Shipping costs have risen sharply from beinggin gof 2021, many of our customers are wondering why the frieight rise so much in 2021?
Here is the article from United Nations Conference on Trade and Development, which we think explain very well on the reason.
Unprecedented shortage
Contrary to expectations, demand for container shipping has grown during the pandemic, bouncing back quickly from an initial slowdown.
“Changes in consumption and shopping patterns triggered by the pandemic, including a surge in electronic commerce, as well as lockdown measures, have in fact led to increased import demand for manufactured consumer goods, a large part of which is moved in shipping containers,” the UNCTAD policy brief says.
Maritime trade flows further increased as some governments eased lockdowns and approved national stimulus packages, and businesses stocked up in anticipation of new waves of the pandemic.

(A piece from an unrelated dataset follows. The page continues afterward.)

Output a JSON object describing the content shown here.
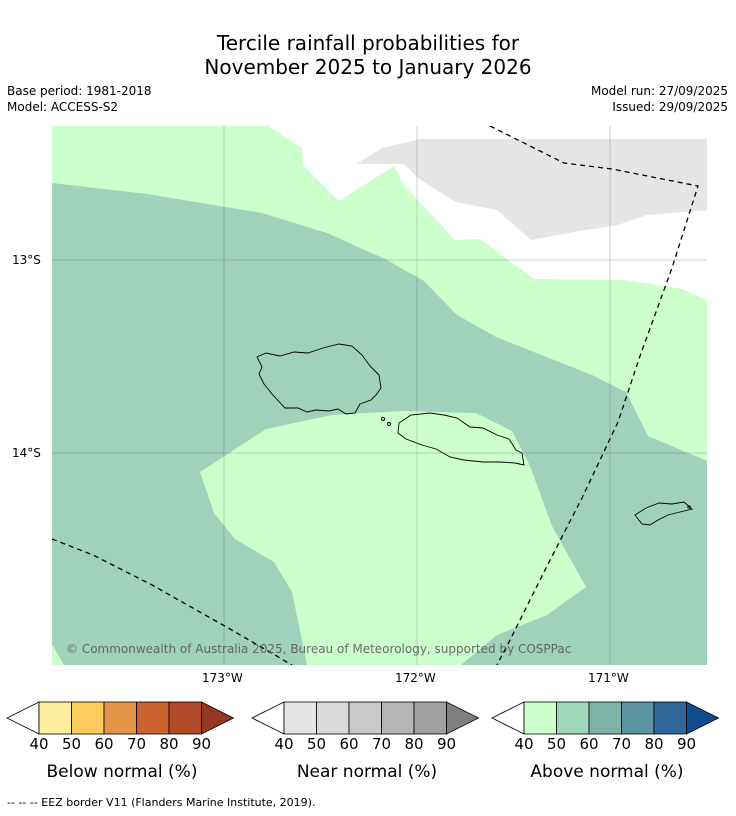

“The increase in demand was stronger than expected and not met with a sufficient supply of shipping capacity,” the UNCTAD policy brief says, adding that the subsequent shortage of empty containers “is unprecedented.”
“Carriers, ports and shippers were all taken by surprise,” it says. “Empty boxes were left in places where they were not needed, and repositioning had not been planned for.”
The underlying causes are complex and include changing trade patterns and imbalances, capacity management by carriers at the beginning of the crisis and ongoing COVID-19-related delays in transport connection points, such as ports.
Rates to developing regions skyrocket
The impact on freight rates has been greatest on trade routes to developing regions, where consumers and businesses can least afford it.
Currently, rates to South America and western Africa are higher than to any other major trade region. By early 2021, for example, freight rates from China to South America had jumped 443% compared with 63% on the route between Asia and North America’s eastern coast.
Part of the explanation lies in the fact that routes from China to countries in South America and Africa are often longer. More ships are required for weekly service on these routes, meaning many containers are also “stuck” on these routes.
“When empty containers are scarce, an importer in Brazil or Nigeria must pay not only for the transport of the full import container but also for the inventory holding cost of the empty container,” the policy brief says.
Another factor is the lack of return cargo. South American and western African nations import more manufactured goods than they export, and it’s costly for carriers to return empty boxes to China on long routes.